ABD yönetiminin desteklediği SDG ile ilgili olarak Noel ve yılbaşı sırasında yoğunluğu biraz hafifleyen gelişmeler son günlerde tarafların attığı adımlarla ve yapılan açıklamalarla sertleşerek devam ediyor.

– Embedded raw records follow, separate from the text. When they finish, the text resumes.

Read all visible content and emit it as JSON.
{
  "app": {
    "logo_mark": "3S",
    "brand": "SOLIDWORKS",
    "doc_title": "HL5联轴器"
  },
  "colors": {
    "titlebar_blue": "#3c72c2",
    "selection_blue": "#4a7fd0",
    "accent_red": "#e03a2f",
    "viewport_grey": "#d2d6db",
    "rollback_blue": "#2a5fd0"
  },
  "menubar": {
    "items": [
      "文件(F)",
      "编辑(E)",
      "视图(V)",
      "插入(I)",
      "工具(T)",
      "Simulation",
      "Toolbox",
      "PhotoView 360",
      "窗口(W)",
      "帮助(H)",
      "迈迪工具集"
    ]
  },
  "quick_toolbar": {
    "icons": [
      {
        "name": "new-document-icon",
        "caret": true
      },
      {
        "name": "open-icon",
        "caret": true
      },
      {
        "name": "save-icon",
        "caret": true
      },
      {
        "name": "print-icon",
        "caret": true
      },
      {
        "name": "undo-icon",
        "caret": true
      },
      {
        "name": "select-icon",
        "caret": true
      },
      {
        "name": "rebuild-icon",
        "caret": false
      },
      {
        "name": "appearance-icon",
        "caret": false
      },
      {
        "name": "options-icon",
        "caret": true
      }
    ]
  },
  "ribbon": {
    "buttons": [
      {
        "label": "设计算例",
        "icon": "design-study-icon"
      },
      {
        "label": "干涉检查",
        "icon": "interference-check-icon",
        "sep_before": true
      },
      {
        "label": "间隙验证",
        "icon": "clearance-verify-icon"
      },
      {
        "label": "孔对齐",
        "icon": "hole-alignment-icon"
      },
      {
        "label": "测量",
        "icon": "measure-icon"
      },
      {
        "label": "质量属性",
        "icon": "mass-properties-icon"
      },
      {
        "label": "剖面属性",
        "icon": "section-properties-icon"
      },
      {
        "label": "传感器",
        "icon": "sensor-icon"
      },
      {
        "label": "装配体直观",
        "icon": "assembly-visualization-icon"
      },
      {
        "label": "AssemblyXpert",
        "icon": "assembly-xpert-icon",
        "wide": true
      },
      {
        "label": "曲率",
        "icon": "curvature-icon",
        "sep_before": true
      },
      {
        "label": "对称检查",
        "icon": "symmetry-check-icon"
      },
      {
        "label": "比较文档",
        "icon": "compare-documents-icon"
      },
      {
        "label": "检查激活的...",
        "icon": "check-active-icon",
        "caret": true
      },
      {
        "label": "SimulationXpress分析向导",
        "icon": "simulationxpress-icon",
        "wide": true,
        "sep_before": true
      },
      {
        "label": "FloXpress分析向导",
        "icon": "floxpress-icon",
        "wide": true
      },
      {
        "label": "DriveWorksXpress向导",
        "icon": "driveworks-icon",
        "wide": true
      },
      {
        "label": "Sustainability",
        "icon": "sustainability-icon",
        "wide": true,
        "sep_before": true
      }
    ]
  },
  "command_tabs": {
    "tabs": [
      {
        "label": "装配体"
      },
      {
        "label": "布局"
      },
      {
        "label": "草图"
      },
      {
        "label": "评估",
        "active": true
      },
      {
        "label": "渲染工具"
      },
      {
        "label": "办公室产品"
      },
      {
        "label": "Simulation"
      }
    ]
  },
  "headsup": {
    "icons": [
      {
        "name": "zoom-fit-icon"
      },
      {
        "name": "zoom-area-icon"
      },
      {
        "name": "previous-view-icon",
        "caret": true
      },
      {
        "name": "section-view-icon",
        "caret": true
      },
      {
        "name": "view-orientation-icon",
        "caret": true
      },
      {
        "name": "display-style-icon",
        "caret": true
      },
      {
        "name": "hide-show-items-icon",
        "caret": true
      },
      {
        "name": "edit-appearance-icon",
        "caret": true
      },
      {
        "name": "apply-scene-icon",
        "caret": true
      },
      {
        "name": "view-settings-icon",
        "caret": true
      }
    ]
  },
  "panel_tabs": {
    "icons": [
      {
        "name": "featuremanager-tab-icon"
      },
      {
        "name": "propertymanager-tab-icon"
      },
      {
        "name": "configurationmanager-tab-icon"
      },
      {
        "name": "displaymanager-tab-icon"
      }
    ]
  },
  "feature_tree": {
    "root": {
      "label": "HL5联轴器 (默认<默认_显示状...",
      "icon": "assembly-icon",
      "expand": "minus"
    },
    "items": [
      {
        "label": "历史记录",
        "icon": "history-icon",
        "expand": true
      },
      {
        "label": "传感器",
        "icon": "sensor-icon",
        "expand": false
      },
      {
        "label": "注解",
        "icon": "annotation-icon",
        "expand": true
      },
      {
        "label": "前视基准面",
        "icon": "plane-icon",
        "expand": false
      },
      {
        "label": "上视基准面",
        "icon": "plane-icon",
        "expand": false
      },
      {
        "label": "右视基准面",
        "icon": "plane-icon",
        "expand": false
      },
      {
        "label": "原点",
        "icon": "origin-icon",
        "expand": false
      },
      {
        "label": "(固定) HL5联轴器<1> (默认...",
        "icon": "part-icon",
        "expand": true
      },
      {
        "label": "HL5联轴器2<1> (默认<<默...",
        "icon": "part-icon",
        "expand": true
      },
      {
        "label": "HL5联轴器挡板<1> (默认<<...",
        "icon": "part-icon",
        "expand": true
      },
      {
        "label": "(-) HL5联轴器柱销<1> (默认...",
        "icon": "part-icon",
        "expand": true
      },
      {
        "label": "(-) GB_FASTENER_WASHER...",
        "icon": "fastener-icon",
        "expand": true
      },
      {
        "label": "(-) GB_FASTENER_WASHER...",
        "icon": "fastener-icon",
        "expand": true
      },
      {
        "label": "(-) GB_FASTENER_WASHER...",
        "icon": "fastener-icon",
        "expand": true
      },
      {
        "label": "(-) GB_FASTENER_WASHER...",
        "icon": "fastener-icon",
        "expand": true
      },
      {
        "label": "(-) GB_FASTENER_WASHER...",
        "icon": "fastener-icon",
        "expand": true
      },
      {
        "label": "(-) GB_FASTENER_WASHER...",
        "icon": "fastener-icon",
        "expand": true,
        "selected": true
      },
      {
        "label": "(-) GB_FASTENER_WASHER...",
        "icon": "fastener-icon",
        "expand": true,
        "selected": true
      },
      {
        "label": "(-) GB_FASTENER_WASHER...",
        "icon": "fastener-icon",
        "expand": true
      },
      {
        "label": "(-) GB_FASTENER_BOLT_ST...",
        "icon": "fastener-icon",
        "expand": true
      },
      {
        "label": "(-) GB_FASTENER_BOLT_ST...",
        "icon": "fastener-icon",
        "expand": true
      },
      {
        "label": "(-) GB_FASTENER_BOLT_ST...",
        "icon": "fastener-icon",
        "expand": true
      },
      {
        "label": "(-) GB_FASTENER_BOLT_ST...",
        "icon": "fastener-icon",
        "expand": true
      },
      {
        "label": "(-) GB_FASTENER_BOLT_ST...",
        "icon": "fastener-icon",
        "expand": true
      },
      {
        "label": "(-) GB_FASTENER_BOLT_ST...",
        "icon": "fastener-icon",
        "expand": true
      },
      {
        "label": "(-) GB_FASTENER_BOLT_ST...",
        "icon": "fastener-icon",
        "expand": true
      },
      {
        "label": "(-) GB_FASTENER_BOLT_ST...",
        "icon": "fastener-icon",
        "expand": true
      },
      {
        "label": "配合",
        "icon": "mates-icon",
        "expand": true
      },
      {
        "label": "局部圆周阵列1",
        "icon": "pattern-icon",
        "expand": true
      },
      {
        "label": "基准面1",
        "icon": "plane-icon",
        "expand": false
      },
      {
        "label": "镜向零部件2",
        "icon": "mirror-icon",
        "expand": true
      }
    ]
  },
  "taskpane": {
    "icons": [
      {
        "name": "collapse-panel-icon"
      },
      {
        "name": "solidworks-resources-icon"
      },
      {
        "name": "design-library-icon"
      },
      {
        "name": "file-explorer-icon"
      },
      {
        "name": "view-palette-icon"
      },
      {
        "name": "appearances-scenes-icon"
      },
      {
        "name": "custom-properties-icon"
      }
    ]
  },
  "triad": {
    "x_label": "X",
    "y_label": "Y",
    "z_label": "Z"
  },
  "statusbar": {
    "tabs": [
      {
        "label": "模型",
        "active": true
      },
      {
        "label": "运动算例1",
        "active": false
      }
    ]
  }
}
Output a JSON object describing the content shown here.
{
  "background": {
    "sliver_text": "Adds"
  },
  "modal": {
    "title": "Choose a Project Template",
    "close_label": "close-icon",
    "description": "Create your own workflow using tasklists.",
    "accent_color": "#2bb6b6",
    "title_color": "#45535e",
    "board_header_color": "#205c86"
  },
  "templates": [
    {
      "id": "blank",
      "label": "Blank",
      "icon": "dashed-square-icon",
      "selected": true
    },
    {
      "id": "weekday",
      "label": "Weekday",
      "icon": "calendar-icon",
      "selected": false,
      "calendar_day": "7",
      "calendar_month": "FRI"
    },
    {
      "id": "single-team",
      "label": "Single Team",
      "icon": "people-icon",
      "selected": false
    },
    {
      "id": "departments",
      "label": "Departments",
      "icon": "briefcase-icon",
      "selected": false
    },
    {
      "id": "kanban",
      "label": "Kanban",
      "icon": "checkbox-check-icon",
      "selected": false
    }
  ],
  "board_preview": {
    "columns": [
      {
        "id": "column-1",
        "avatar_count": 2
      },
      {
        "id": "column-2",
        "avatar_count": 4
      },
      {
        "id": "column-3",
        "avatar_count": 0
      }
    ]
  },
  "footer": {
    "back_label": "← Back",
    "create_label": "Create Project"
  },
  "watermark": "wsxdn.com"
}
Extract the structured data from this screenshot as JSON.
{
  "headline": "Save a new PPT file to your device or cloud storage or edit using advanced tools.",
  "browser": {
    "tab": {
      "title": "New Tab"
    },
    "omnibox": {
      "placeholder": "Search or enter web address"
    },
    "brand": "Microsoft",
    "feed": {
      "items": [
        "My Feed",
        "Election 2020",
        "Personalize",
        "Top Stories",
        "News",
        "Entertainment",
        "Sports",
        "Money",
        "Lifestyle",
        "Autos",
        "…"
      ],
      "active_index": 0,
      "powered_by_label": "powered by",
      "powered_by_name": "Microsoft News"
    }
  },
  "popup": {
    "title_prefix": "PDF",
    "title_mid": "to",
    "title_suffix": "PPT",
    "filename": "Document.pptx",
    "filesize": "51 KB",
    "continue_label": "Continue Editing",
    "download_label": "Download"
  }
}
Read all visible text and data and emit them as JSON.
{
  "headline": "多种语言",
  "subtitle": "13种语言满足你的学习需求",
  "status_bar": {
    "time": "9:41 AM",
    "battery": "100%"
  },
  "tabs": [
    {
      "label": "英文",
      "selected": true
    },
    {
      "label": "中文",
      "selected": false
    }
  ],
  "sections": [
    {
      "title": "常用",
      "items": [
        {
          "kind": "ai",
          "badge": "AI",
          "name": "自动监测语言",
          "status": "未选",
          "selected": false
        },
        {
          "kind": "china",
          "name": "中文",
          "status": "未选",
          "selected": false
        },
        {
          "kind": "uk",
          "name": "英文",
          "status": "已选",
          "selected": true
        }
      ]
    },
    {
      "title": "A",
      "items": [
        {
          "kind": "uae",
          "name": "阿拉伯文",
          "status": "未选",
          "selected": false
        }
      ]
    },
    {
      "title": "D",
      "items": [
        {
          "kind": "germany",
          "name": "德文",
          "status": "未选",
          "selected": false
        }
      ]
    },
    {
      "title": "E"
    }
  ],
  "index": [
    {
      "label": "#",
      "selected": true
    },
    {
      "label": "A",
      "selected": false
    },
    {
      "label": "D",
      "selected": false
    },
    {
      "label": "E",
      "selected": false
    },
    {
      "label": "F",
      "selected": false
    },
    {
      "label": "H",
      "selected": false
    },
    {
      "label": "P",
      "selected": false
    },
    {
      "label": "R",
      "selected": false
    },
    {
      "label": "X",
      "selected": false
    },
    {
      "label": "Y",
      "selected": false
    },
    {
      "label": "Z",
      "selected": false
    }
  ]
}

ABD Başkanı olarak seçilen ve Ankara tarafından Suriye konusunda farklı bir tutum izlemesi umulan Donald Trump'ın 20 Ocak'taki yemin töreni öncesi Washington'dan Kürt güçlere desteğin devam edeceğine yönelik açıklamalar gelirken, Ankara da gerek Dışişleri Bakanlığı gerekse Milli Savunma Bakanlığı (MSB) kanallarıyla açıklamalarının tonunu sertleştirdi.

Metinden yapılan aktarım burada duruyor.